Dans ce dossier
Série : sur la piste des milliards envolés de l’Angola
Dans ce dernier volet de notre série sur les milliards envolés de l’Angola, nous rencontrons l’homme qui est au centre de cette chasse : l’un des journalistes les plus célèbres du pays, Rafael Marques de Morais.
Sous la présidence dos Santos, Rafael Marques était l’un des rares journalistes angolais à faire publiquement le lien entre la brutalité de la guerre et la richesse croissante de l’élite politique de Luanda.
Dénonçant les déprédations de la guerre, le recrutement forcé, les massacres, la manipulation des informations à la manière d’Orwell, il a braqué les projecteurs sur les profiteurs de la guerre. De quoi se faire d’innombrables ennemis – de tous les côtés de la scène politique.
De la prison aux coulisses de l’État
En 1999, il avait ainsi accusé le président, José Eduardo dos Santos, et le chef des rebelles de l’Unita, Jonas Savimbi, d’être des seigneurs de guerre. « J’essayais d’expliquer comment la guerre est devenue une bonne affaire pour les finances de ces individus », relate-t-il aujourd’hui.
Le journaliste était devenu un irritant pour le régime. Un matin, à cinq heures, il a entendu un coup insistant à sa porte d’entrée. « Le quartier était plein de forces de police spéciales … la rue arrière, la rue principale, explique-t-il. Après des heures d’interrogatoire, [j’ai été emmené] au laboratoire médico-légal qui a une prison spéciale. J’ai été enfermé comme un guérillero capturé. » Il passe alors quarante jours en détention à la prison haute-sécurité de Viana, avant d’être libéré sous la pression internationale.
Il a par la suite régulièrement été convoqué devant les tribunaux suite à ses articles. Il a notamment été condamné en 2015 à six mois de prison avec sursis pour « dénonciation calomnieuse » de sept généraux de l’armée dans un livre accusant le régime de couvrir des violences contre les chercheurs de diamants.

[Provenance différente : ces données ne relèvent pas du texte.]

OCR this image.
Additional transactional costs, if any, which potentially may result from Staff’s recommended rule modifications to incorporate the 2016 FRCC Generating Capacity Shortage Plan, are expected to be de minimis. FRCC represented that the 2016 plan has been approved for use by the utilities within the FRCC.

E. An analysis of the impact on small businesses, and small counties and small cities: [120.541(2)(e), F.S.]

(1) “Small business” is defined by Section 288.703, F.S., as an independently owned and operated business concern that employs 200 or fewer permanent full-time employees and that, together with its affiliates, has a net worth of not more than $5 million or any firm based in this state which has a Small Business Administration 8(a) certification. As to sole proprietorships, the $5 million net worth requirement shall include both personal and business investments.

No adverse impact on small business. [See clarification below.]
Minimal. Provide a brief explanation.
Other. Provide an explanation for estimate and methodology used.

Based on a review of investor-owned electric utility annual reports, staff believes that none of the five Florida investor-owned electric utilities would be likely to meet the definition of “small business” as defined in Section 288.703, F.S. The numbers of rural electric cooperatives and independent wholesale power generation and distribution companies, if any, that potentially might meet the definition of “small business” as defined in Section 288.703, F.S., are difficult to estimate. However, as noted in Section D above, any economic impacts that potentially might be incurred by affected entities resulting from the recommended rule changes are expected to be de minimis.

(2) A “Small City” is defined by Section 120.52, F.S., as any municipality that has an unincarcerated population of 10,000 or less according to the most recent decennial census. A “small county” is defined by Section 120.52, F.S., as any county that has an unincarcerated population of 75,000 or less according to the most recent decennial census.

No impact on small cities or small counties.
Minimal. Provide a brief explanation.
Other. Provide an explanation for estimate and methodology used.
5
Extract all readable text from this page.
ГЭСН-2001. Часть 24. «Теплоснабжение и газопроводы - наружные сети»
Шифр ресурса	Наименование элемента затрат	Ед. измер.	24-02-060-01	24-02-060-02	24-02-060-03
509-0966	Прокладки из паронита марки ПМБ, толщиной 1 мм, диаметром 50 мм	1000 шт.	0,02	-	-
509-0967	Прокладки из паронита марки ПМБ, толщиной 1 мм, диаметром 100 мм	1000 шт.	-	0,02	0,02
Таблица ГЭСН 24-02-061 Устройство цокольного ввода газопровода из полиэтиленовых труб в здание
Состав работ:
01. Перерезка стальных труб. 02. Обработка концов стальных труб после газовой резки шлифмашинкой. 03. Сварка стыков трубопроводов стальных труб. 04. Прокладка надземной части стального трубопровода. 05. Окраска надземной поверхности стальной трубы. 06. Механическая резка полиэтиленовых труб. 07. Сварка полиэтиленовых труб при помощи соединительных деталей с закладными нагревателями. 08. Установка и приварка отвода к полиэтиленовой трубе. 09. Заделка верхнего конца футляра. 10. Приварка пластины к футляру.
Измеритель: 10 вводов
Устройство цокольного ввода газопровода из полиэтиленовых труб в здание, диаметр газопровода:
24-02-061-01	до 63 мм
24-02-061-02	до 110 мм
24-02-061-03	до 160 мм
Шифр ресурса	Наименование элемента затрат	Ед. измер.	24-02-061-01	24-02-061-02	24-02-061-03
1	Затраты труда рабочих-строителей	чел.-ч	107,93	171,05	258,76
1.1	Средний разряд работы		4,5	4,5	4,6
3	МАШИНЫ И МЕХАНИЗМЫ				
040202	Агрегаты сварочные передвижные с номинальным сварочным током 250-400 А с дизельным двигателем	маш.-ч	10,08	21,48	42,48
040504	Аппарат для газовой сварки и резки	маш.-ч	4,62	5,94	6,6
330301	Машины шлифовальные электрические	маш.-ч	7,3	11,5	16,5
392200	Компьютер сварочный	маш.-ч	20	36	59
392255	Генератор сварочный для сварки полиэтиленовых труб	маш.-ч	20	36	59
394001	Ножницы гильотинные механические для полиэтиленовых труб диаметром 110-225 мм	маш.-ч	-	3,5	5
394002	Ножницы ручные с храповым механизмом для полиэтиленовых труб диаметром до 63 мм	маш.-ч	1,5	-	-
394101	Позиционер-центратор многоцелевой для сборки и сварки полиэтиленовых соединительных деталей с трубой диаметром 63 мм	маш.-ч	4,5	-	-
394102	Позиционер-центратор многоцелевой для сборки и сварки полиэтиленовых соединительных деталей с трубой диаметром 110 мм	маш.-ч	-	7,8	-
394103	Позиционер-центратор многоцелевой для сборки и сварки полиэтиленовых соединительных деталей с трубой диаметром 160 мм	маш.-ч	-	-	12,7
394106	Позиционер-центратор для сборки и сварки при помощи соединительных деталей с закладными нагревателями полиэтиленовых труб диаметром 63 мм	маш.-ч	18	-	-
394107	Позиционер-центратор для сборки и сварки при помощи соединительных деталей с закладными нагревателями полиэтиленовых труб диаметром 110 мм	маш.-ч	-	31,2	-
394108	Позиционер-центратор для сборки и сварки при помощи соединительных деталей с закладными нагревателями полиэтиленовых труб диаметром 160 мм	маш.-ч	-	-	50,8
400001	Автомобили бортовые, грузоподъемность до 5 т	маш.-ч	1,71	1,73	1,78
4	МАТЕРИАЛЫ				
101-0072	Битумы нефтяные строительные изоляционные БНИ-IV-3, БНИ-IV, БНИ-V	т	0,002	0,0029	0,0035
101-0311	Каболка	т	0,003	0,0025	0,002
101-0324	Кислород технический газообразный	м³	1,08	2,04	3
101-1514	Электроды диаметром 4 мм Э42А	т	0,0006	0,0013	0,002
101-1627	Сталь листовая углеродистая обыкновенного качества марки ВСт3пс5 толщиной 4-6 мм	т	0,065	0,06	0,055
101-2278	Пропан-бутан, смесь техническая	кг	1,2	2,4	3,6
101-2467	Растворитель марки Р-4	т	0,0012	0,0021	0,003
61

Autrefois vilipendé par les flagorneurs du régime et les hommes d’affaires peu scrupuleux, et sous la surveillance de la sécurité de l’État, Marques se promène aujourd’hui dans les couloirs du pouvoir pour rencontrer le président João Lourenço. Ses reportages sur les violations des droits de l’homme, les vols de diamants opérés au cœur du système, les fraudes liées à l’industrie pétrolière ou encore les marchés publics de la défense servent aujourd’hui de base aux enquêteurs de l’État et aux journalistes étrangers qui traquent les fonds volés en Angola.
Rendre des comptes
Il juge la lutte entamée par le gouvernement contre la corruption crédible et estime qu’elle a de fortes chances de succès.
Rafael Marques rejette les accusations du camp dos Santos selon lesquelles il ne s’agirait que d’une vengeance politique. « La campagne vise des fonctionnaires et hommes d’affaires de tous bords », assure-t-il.
« De nombreux acteurs financiers et commerciaux puissants ont bénéficié de leurs relations avec le clan dos Santos. Si le gouvernement de Luanda en a la volonté politique, il peut obtenir la coopération des gouvernements occidentaux et des institutions financières pour suivre et restituer les fonds », estime-t-il.
« Il est temps que les sociétés de conseil, des cabinets d’avocats et des comptables – qui ont empoché des honoraires conséquents grâce à ces fraudes – soient tenus de rendre des comptes », affirme-t-il encore.
L’année dernière, tout comme un autre ancien dissident, Sousa Jamba, Marques a reçu une médaille pour services rendus à la nation lors d’une cérémonie au palais présidentiel.